Answer: (a) The ratio of the original volume to the final volume is approximately 1.07 when the Celsius temperature is doubled. (b) The ratio of the original volume to the final volume is 2 when the Kelvin temperature is doubled.

Step-by-step solution

Label initial and final conditions

In both cases, we'll call the initial volume \(V_1\), the initial temperature \(T_1\), the final volume \(V_2\), and the final temperature \(T_2\). We begin with: \(V_1 = 2.00 \mathrm{~L}, T_1 = 22{ }^{\circ} \mathrm{C}\) and 1.00 atm pressure.

Convert initial temperature to Kelvin

To convert the initial temperature from Celsius to Kelvin, we use the formula: \(T_K = T_C + 273.15\). So, our initial temperature is: \(T_1 = 22 + 273.15 = 295.15\mathrm{~K}\). (a)

Step 3a: Double the Celsius temperature for part (a)

To find the final temperature for part (a), we need to double the initial Celsius temperature and then convert it to Kelvin: \(T_{2a} = 2 * 22 = 44{ }^{\circ} \mathrm{C}\) and \(T_{2a} = 44 + 273.15 = 317.15\mathrm{~K}\).

Step 4a: Find the volume ratio for part (a)

Using the proportionality \(V \propto T\), we can write the volume ratio: \((V_2/V_1) = (T_2/T_1)\).
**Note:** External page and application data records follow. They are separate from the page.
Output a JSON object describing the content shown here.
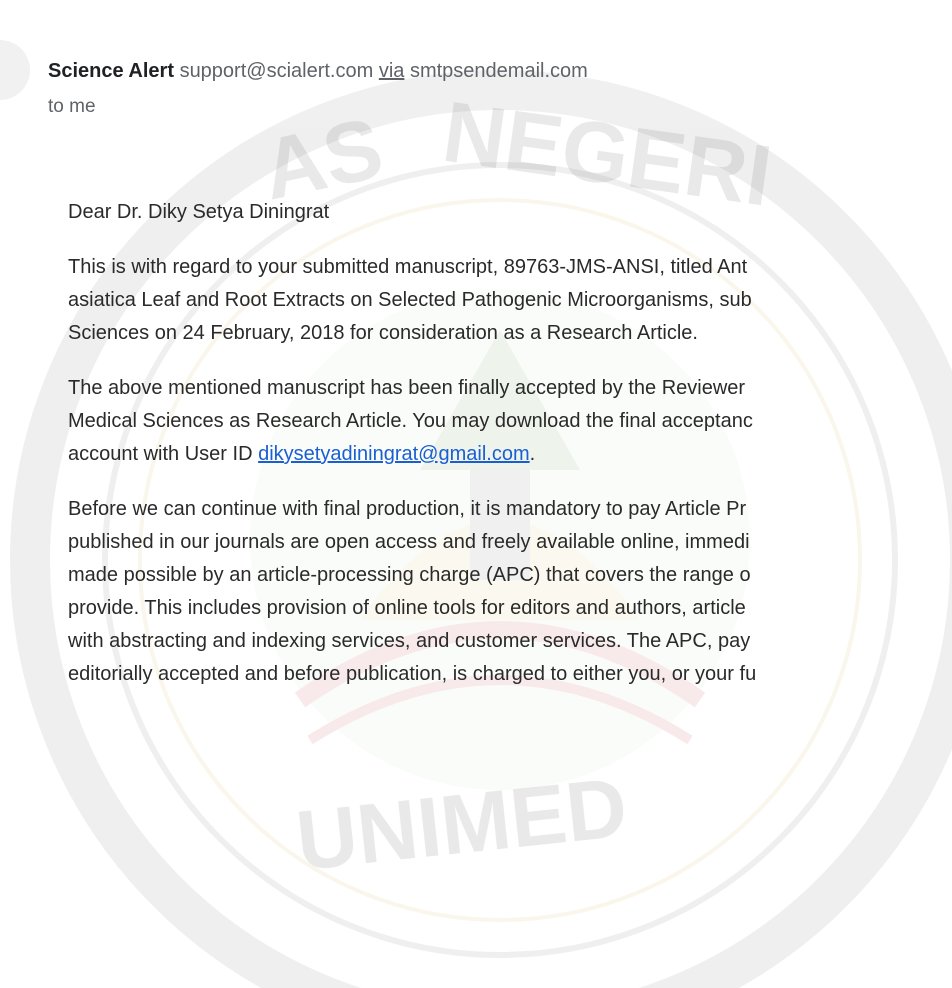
{
  "email": {
    "sender_name": "Science Alert",
    "sender_address": "support@scialert.com",
    "via_label": "via",
    "via_domain": "smtpsendemail.com",
    "recipient": "to me"
  },
  "watermark": {
    "top_text": "NEGERI",
    "left_text": "AS",
    "bottom_text": "UNIMED"
  },
  "body": {
    "greeting": "Dear Dr. Diky Setya Diningrat",
    "para1": [
      "This is with regard to your submitted manuscript, 89763-JMS-ANSI, titled Ant",
      "asiatica Leaf and Root Extracts on Selected Pathogenic Microorganisms, sub",
      "Sciences on 24 February, 2018 for consideration as a Research Article."
    ],
    "para2_line1": "The above mentioned manuscript has been finally accepted by the Reviewer",
    "para2_line2": "Medical Sciences as Research Article. You may download the final acceptanc",
    "para2_line3_prefix": "account with User ID ",
    "para2_link": "dikysetyadiningrat@gmail.com",
    "para2_line3_suffix": ".",
    "para3": [
      "Before we can continue with final production, it is mandatory to pay Article Pr",
      "published in our journals are open access and freely available online, immedi",
      "made possible by an article-processing charge (APC) that covers the range o",
      "provide. This includes provision of online tools for editors and authors, article",
      "with abstracting and indexing services, and customer services. The APC, pay",
      "editorially accepted and before publication, is charged to either you, or your fu"
    ]
  }
}
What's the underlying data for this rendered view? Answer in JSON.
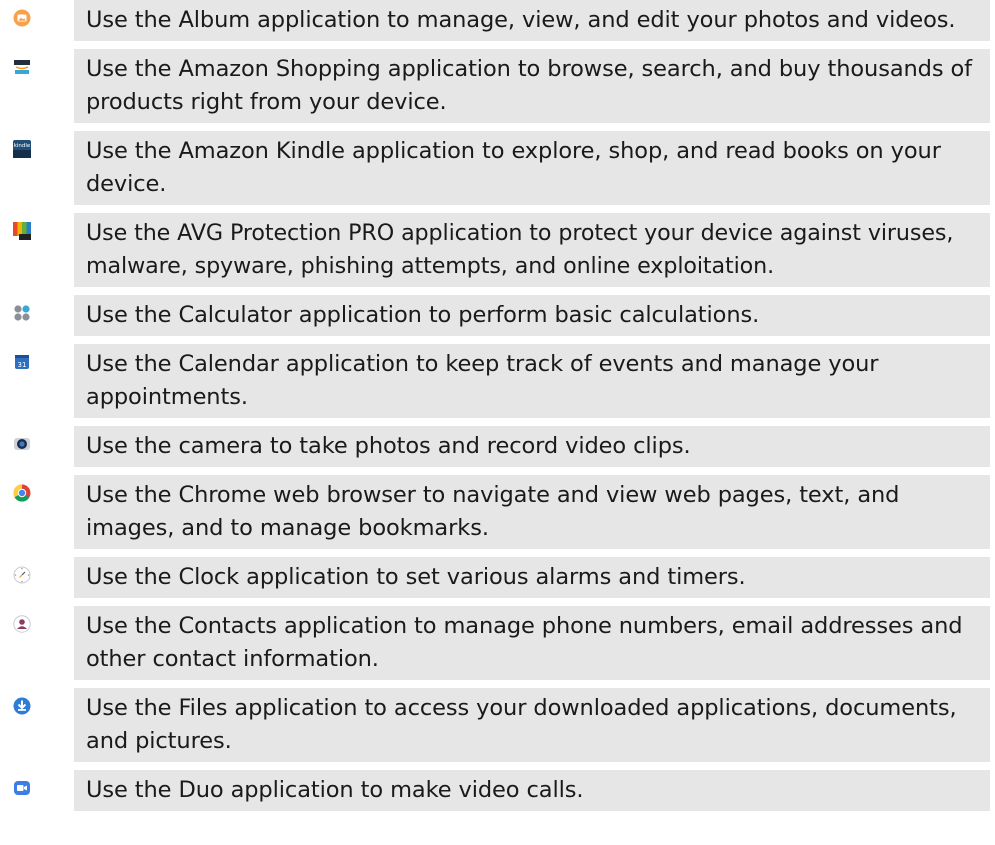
{
  "apps": [
    {
      "icon": "album-icon",
      "description": "Use the Album application to manage, view, and edit your photos and videos."
    },
    {
      "icon": "amazon-shopping-icon",
      "description": "Use the Amazon Shopping application to browse, search, and buy thousands of products right from your device."
    },
    {
      "icon": "amazon-kindle-icon",
      "description": "Use the Amazon Kindle application to explore, shop, and read books on your device.",
      "icon_text": "kindle"
    },
    {
      "icon": "avg-protection-icon",
      "description": "Use the AVG Protection PRO application to protect your device against viruses, malware, spyware, phishing attempts, and online exploitation."
    },
    {
      "icon": "calculator-icon",
      "description": "Use the Calculator application to perform basic calculations."
    },
    {
      "icon": "calendar-icon",
      "description": "Use the Calendar application to keep track of events and manage your appointments.",
      "icon_text": "31"
    },
    {
      "icon": "camera-icon",
      "description": "Use the camera to take photos and record video clips."
    },
    {
      "icon": "chrome-icon",
      "description": "Use the Chrome web browser to navigate and view web pages, text, and images, and to manage bookmarks."
    },
    {
      "icon": "clock-icon",
      "description": "Use the Clock application to set various alarms and timers."
    },
    {
      "icon": "contacts-icon",
      "description": "Use the Contacts application to manage phone numbers, email addresses and other contact information."
    },
    {
      "icon": "files-icon",
      "description": "Use the Files application to access your downloaded applications, documents, and pictures."
    },
    {
      "icon": "duo-icon",
      "description": "Use the Duo application to make video calls."
    }
  ]
}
For part (a), this becomes: \((V_2/V_1) = (T_{2a}/T_1) = (317.15/295.15)\). The volume ratio for part (a) is approximately \(1.07\). (b)

Step 3b: Double the Kelvin temperature for part (b)

To find the final temperature for part (b), we need to double the initial Kelvin temperature: \(T_{2b} = 2 * 295.15 = 590.3\mathrm{~K}\)

Step 4b: Find the volume ratio for part (b)

Again using the proportionality, we can write the volume ratio: \((V_2/V_1) = (T_2/T_1)\). For part (b), this becomes: \((V_2/V_1) = (T_{2b}/T_1) = (590.3/295.15)\). The volume ratio for part (b) is \(2\). In conclusion, (a) the ratio of the original volume to the final volume is approximately \(1.07\) when the Celsius temperature is doubled, and (b) the ratio of the original volume to the final volume is \(2\) when the Kelvin temperature is doubled.